Tuesday, 23 October 2012

RIP Ceefax, your time has come

As the digital switchover here in the UK draws to a close, Ceefax, the first and best analogue teletext service is about to say goodbye. Ceefax has given us sub Vic20 graphics over the last 38 years, informing us about news, sports and TV listings without a hint of attribute clash.

When I was younger, before the days of mobile phones or the world wide web, I'd often watch football matches on Ceefax. Page 302 was the index page for the footy and when the old 1st division matches kicked off, the scores would be dynamically updated over 5 pages. The resolution wasn't high enough to fit more than a handful of results on each page you see. I'd sit there holding my breath as I waited for page 5 to flick back over to page 1, so I could see if Arsenal had managed to score against Sheffield Utd or whoever it was that was due to lose 1-0 that week.
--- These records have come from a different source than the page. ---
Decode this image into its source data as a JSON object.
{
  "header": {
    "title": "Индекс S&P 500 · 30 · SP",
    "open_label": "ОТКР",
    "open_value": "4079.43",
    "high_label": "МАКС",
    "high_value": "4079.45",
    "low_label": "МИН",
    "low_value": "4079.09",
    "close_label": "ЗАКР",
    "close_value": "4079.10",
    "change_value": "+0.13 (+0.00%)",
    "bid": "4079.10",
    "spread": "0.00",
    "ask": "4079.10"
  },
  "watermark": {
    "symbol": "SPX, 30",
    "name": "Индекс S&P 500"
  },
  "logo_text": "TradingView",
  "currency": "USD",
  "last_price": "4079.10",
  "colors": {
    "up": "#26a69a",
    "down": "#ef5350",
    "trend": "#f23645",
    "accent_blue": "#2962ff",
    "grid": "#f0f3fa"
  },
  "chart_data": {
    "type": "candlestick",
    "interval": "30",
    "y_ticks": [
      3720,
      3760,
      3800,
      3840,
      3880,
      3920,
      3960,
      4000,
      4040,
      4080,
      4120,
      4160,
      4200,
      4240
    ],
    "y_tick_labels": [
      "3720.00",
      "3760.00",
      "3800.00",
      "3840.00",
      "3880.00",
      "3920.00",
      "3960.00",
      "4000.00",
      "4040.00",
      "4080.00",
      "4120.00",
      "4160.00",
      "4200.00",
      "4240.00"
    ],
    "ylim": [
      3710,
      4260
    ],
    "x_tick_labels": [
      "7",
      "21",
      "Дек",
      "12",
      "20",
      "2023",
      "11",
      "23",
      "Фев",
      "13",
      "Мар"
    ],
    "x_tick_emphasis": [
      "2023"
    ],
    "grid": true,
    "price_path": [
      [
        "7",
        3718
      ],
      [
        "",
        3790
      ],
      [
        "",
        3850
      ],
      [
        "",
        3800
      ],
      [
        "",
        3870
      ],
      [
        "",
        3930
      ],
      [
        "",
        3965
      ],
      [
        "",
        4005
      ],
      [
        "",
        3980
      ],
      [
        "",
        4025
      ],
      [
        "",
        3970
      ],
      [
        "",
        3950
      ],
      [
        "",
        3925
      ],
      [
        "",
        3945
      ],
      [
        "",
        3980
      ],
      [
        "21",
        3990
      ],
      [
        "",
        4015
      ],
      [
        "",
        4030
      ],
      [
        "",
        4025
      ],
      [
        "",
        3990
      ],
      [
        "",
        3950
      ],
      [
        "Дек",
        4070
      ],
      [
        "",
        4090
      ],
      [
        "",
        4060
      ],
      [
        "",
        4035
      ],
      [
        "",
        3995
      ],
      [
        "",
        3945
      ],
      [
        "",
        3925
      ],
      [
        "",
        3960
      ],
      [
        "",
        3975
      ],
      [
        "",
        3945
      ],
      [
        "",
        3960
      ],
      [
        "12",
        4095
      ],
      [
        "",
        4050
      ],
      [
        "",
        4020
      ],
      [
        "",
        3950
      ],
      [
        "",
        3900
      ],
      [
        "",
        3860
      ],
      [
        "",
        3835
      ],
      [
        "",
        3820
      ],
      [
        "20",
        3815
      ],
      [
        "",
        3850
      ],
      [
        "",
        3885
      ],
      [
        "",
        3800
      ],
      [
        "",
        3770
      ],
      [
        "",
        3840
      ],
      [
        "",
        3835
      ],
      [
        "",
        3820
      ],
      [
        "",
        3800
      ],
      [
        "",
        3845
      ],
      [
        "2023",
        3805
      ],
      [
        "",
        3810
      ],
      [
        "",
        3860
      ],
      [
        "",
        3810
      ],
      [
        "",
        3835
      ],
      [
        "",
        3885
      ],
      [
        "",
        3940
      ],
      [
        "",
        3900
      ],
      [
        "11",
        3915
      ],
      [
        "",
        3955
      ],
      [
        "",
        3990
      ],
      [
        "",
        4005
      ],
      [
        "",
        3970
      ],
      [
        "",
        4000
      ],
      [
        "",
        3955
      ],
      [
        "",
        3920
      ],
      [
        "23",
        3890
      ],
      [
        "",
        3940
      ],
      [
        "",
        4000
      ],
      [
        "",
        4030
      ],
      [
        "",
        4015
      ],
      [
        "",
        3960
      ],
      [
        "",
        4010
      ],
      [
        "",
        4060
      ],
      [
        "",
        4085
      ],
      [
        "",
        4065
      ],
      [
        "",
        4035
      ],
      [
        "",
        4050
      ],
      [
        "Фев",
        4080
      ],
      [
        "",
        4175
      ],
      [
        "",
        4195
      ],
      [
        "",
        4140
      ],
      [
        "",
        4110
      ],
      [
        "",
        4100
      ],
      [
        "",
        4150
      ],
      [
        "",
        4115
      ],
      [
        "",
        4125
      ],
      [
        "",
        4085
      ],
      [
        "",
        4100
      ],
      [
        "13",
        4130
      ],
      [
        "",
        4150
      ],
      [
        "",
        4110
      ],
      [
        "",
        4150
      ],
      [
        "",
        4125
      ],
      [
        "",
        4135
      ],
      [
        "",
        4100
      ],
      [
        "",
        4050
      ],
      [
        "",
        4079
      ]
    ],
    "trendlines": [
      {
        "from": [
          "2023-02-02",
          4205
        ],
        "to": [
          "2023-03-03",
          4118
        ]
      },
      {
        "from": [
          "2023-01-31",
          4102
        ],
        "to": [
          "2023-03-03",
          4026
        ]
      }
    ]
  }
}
It was nerve wracking in a way that listening to commentary or hitting F5 repeatedly on a website simply isn't. And after it had flicked over to page 1, I'd have a five minute wait whilst it scrolled it's way inextricably through the other four pages again.
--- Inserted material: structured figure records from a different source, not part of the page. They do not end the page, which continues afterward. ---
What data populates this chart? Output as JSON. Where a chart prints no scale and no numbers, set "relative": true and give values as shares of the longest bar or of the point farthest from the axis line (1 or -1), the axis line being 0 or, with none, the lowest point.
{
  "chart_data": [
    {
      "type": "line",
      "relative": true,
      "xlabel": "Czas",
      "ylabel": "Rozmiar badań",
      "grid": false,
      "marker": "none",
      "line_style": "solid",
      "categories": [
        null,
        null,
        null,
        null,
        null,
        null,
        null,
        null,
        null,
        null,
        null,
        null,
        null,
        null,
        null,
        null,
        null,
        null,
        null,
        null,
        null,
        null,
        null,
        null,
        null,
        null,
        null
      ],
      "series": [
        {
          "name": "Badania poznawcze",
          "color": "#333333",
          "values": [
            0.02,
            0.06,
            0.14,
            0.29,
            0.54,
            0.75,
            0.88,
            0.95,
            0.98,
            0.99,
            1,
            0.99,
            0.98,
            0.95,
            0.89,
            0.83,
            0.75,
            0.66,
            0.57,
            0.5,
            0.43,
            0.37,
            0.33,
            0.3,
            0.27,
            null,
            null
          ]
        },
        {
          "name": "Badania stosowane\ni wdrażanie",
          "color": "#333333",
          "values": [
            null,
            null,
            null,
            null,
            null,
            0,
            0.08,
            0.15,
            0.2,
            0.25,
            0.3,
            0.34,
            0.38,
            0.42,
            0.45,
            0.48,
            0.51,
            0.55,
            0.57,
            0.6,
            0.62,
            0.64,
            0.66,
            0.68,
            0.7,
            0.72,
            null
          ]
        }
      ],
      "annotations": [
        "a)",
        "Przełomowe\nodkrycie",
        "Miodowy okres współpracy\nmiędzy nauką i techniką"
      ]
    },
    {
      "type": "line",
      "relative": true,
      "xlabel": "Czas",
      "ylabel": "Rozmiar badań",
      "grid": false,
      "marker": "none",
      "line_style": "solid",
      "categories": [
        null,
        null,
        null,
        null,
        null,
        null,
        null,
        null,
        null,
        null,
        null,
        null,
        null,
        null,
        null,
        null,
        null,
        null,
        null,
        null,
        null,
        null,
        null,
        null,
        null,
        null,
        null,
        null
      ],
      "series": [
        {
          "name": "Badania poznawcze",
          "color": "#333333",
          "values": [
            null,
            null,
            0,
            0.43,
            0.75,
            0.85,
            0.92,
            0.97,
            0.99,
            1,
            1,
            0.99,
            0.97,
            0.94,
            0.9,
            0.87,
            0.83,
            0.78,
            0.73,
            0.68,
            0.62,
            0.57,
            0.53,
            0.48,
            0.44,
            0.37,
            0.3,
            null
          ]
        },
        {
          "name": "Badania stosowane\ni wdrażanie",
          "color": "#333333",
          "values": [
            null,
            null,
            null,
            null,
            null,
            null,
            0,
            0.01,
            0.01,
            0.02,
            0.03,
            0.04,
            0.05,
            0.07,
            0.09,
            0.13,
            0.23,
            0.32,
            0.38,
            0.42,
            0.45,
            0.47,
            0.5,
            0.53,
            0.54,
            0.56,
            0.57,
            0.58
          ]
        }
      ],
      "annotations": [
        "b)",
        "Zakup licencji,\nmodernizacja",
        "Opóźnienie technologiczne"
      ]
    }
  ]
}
Again though, like watching TV programmes when they're broadcast, something like Ceefax will forever remain a complete mystery to my kids. They're part of the generation that will grow up with immediate and on demand information at their fingertips. The oldest is five and already navigates himself round various websites in a competent manner. Needless to say he and his little sister are already proficient with touch screen devices too, so the idea of having to wait for a blocky wall of text to change must seem strange and terrifying.

Last night I spent twenty minutes watching the boy play around on this website dedicated to teaching kids about Mary Seacole*. I didn't have to help him at all and he's only 5. I feel, much like Ceefax, like a dinosaur.

*Mary Seacole is like a politically correct version of Florence Nightingale. She's not white or middle class, so she's dead popular in schools at the moment.